Paul states in Romans 12:10 “Be devoted to one another in brotherly love; give preference to one
another in honor.” Love lubricates the functioning of healthy relationships. Notice that love is giving reference. Love is “other’s oriented” and that is not natural, it is supernatural love. It is agapa love, God’s love. We must participate relationally with God to derive His love for others.
To give preference to another is to seek the highest good of another person—without any thought of what I get out of it. To “give preference” to others –before yourself. For us to Love therefore, is to allow the character of God to flow through us to another person…and that without considering any shared benefit we might get from doing so. WOW! That is not the way the world sees love and frankly that is not how we have done love either.

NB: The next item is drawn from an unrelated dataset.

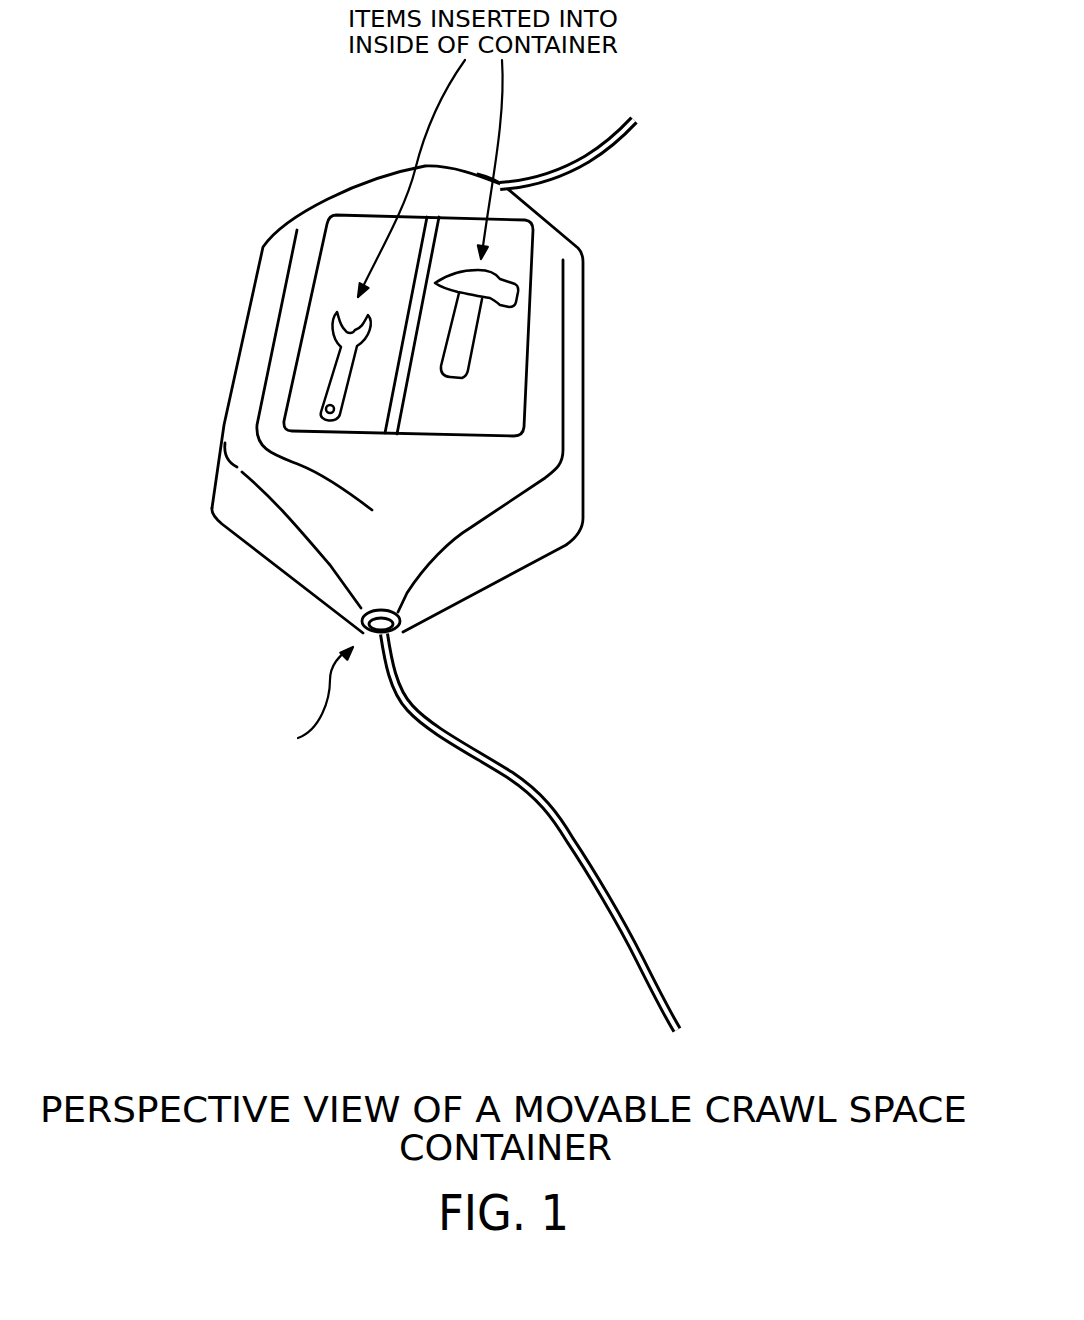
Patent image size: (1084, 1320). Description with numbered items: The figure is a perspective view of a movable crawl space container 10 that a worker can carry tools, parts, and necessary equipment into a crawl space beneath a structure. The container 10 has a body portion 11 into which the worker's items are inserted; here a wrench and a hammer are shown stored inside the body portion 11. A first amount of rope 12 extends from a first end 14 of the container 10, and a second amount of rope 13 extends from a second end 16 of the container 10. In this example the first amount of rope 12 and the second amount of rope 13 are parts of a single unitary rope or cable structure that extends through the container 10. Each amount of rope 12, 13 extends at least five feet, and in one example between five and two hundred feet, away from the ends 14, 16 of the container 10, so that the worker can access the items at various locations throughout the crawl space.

The world sees love as getting. “What am I getting out of it?” We are talking about the kind of love that gives and gives and gives and gives to another person seeks the highest good of the other person without any thought of what I get out of it. Unselfish, unconditional, no thought of reciprocal (mutual) love.
It is in this same context of Romans 12 that Paul admonishes “let love be without hypocrisy.” Hypocrisy means play-acting “pretense”, fake, phony, wearing the mask. That is hypocrisy. That is hypocritical love. You might be saying at this point, well, if you knew my husband or wife, then you would understand why I struggle giving them preference.
Do you think all these early Christian’s behavior was perfect? It was not, they were as dysfunctional as you and I are at times, yet, what is remembered about them is “behold how they love one another.” The Love God was manifest through them despite their imperfections and dysfunctional behavior. To “give preference” is defined as the act of preferring, the state of being preferred, giving advantages to some – over others. The Message Bible translates this verse, “Be good friends who love deeply and practice playing second fiddle.” Not a lot of couples are willing to play second fiddle with one another. In an orchestra, the position of “second violinist” (fiddle) is not as glamorous as that of the “first violinist.” Any conductor will tell you, the hardest instrument to play is “second fiddle.” Plenty of violinists are willing to play “first chair,” but to find one who plays second violin with as much enthusiasm…now that is a problem. First violinists get all the attention, that is what makes playing second violin tough. Both “first chair” and “second fiddle” are able to “play the notes, “but “second fiddle” has to play a supporting role, to “defer,” to “give preference.”
Are you loving your partner by “giving preference?” Either we are “play-acting” which is hypocrisy, or we are lovingly choosing to be supportive. Loving relationships are always lovingly supportive of one-another. When it comes to loving one another, you should not be fighting over who’s first.
Playing a supporting role is not as glamours as playing “first chair,” but being willing to relate as “second fiddle,” is often the most loving position to take in relationship with another. Jesus will make it clear to you what position in the “relational orchestra” he wants you to sit today.